Bien connu des attachées de presse qui le disent à l’écoute, Stéphane Beaujean a pris le 1er septembre la direction artistique du Festival international de la bande dessinée d’Angoulême (FIBD). Il faisait déjà partie du triumvirat qui a succédé à Benoît Mouchart en 2013, mais il est désormais seul aux commandes. Un poste miné qui l’oblige à "un devoir de représentation", précise-t-il. Nommé dans un "climat de tension, j’essaie de remettre le festival dans une position de dialogue".
Ce Parisien de 40 ans, père d’une petite fille, baigne dans la bande dessinée depuis l’enfance, biberonné au Journal de Mickey, à Strange ou Pif gadget. Titulaire d’un DEA de littérature comparée, Stéphane Beaujean débute une thèse sur l’autobiographie en bande dessinée auprès de Philippe Lejeune. Pour financer ses études, il travaille pour des librairies spécialisées à Paris, celles du réseau Album où il est "libraire volant", car il est alors déjà très éclectique dans ses connaissances, ainsi que dans une petite librairie d’occasion du Quartier latin, Aaapoum Bapoum. Son propriétaire lui propose de s’associer et de financer l’ouverture d’une deuxième librairie. Celui qui se destinait à l’enseignement universitaire change de voie. "J’enseignais en banlieue, d’où je viens, et commençais à douter de ma trajectoire. Cette proposition m’a fait dévier." Aujourd’hui il est toujours cogérant des deux libraires. Il va devoir déléguer un peu plus aux huit salariés qui y travaillent.
Valoriser le manga
En parallèle, Stéphane Beaujean développe une activité de critique pour la presse culturelle (Les Inrockuptibles, Trois Couleurs, Kaboom), de commissaire d’exposition et de conférencier dans le domaine de la bande dessinée. C’est à travers cette activité qu’il a commencé, il y a une dizaine d’années, à collaborer avec le festival. Aujourd’hui, il suspend ses piges et vient de quitter la rédaction en chef de Kaboom, édité par Benoît Maurer (à la tête des éditions IMHO).

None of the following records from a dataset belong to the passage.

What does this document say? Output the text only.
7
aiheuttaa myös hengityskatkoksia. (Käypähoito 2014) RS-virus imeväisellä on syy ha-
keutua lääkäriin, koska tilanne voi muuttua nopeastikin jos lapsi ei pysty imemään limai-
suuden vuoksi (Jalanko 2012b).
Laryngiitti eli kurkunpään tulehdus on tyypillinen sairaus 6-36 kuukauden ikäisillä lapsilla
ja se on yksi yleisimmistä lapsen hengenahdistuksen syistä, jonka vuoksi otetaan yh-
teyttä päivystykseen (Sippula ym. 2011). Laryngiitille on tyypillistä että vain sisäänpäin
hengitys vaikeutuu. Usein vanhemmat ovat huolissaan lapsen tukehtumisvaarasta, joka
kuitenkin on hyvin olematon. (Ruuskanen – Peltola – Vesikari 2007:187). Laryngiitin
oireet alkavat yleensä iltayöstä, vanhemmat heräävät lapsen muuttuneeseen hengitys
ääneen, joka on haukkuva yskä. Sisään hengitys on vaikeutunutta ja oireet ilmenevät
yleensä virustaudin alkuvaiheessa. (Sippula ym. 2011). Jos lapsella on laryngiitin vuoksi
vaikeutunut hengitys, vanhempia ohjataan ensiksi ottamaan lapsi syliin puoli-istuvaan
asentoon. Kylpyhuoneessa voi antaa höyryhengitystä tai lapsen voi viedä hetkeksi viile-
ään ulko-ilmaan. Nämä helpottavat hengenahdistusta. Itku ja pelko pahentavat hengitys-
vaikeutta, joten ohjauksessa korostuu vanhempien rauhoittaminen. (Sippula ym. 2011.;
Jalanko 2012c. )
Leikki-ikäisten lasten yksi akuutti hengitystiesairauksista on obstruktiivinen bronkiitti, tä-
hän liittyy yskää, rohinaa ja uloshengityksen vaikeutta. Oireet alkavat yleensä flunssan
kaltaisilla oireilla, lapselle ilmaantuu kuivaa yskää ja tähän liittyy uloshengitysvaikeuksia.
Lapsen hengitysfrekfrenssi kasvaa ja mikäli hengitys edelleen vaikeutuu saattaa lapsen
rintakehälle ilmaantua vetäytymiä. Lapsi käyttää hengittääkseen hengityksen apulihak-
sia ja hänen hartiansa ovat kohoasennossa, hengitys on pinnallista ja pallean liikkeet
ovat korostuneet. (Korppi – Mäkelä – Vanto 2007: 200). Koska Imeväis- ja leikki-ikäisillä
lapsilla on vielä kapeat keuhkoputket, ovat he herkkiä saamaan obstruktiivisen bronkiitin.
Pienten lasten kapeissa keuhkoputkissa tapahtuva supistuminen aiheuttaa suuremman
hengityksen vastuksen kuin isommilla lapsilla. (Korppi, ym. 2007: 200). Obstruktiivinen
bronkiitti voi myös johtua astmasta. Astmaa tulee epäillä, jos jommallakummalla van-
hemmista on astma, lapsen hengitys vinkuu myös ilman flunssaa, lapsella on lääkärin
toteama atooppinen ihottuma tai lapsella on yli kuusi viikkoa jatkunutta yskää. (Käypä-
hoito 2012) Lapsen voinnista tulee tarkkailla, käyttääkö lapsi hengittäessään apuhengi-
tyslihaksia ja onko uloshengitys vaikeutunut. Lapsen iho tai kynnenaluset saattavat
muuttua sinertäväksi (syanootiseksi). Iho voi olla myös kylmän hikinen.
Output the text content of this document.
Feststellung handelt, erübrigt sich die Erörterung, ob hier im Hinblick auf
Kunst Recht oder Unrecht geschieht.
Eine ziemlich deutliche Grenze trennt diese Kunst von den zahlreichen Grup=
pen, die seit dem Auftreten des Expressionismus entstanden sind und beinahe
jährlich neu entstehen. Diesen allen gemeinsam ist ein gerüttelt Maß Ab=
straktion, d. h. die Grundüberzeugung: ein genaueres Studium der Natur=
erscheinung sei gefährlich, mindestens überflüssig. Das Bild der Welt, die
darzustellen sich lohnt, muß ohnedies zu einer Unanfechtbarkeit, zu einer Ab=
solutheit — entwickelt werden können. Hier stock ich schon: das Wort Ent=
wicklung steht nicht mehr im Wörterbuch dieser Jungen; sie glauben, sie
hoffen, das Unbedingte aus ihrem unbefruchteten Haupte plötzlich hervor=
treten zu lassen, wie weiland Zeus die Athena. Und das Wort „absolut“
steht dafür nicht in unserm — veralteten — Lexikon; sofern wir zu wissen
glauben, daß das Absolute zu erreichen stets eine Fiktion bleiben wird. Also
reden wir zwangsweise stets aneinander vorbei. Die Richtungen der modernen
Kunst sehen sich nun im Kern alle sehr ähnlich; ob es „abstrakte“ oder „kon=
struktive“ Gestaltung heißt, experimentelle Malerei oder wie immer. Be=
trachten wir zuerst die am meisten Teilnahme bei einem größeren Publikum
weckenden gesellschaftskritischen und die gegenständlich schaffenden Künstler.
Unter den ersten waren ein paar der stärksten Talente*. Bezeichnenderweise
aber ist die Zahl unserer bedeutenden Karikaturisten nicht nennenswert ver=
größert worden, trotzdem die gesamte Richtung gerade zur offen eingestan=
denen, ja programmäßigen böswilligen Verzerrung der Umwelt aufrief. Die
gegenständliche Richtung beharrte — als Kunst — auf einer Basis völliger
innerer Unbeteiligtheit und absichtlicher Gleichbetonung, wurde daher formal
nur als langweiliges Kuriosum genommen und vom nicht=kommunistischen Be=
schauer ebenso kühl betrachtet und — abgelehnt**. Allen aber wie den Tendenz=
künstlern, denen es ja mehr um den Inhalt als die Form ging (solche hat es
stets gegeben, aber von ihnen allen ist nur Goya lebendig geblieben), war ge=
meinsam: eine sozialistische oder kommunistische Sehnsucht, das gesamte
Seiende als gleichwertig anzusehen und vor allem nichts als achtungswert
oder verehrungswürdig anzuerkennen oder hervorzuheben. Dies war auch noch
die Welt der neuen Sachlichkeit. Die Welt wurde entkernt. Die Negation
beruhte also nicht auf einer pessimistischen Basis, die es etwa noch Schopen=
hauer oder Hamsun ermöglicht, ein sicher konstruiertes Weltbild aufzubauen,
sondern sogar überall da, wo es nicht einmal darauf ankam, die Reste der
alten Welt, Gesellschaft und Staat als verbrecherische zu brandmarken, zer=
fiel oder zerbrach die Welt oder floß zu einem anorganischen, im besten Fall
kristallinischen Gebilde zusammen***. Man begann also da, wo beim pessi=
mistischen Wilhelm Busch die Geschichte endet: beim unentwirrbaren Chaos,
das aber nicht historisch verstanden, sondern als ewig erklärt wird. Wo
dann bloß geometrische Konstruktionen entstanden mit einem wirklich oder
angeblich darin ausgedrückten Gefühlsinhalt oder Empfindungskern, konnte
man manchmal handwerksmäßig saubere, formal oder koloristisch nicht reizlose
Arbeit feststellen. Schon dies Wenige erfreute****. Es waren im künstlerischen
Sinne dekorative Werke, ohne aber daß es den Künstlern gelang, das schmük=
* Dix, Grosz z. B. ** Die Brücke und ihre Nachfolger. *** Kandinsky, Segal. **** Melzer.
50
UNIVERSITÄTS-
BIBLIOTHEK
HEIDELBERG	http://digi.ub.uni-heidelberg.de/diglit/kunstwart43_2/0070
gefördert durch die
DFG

Les éditeurs et leurs équipes, il les côtoie donc depuis longtemps. Il a l’image d’un critique élitiste fan de BD alternative, mais il tempère : "Je lis de tout et je refuse les guerres de chapelle." La position de directeur artistique du festival est toujours inconfortable puisqu’il faut "faire des arbitrages qui ne défavorisent personne mais qui, par nature, ne seront jamais pleinement satisfaisants pour chaque partie". Tout le monde espère un festival plus proche de ses intérêts. "Nous sommes voués à être "pas assez"", résume-t-il.
Parmi ses priorités, il souhaite favoriser le recrutement du futur lectorat et renforcer la vocation internationale de la manifestation. Pour 2018, il aimerait par exemple que le manga trouve une place cohérente par rapport à son poids sur le marché. Il a aussi entendu la demande de renforcement de la communication et de l’impact des prix. Le 9 décembre sera annoncée la sélection officielle et, en janvier, nouveauté introduite cette année, le jury dévoilera les 10 albums finalistes pour le Fauve d’or. Enfin, à l’issue du festival, les organisateurs envisagent un "kit libraires" pour mettre en avant le palmarès.